Under the current legal situation, the federal states can only set the level of the tax rate. The coalition agreement of the SPD, Greens and FDP does state: "We want to enable the states to make the real estate transfer tax more flexible, for example by means of a tax-free allowance, in order to facilitate the acquisition of owner-occupied residential property." This is to be financed by fewer exemptions for companies. So far, they have often been able to avoid the tax through so-called share deals. But there are no concrete plans for changes in the Federal Ministry of Finance yet. "How a more flexible arrangement can be regulated, is currently being examined," a spokeswoman informs.

Soon relief for real estate buyers are thus little likely, on the contrary. According to data from the analysis firm Empirica, real estate prices and thus the basis for the real estate transfer tax continued to rise in the first quarter. According to the data, prices for condominiums were 11.5 percent higher than in the first quarter of 2021, while single-family and two-family houses became even more expensive by 13.7 percent within one year.

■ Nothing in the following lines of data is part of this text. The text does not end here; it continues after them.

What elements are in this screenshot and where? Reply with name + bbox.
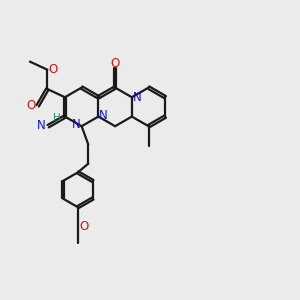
Text: H: H bbox=[52, 113, 60, 123]
Text: O: O bbox=[80, 220, 89, 233]
Text: N: N bbox=[99, 109, 108, 122]
Text: O: O bbox=[49, 63, 58, 76]
Text: O: O bbox=[27, 99, 36, 112]
Text: N: N bbox=[72, 118, 81, 131]
Text: O: O bbox=[110, 57, 120, 70]
Text: N: N bbox=[37, 119, 46, 132]
Text: N: N bbox=[133, 91, 142, 104]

The prices in rent advertisements increased in this period against it only by 4.4 per cent. For prospective buyers, the fact that interest rates for real estate loans have risen significantly in recent weeks is an aggravating factor. For a long time, interest rates were below 1 percent, but now banks are again charging more than 2 percent in many cases, and the trend is upwards.

In no other EU country do so few people live in a property they own as in Germany. According to the European Statistics Office, the proportion of owners in 2020 was just over 50 percent. By contrast, the EU average was around 70 percent. Owning your own property is the norm in Eastern Europe in particular, but also in countries such as Spain and Italy. Renting in Europe is only more popular than in Germany in the non-EU country of Switzerland. There, the proportion of owners was recently only 42 percent.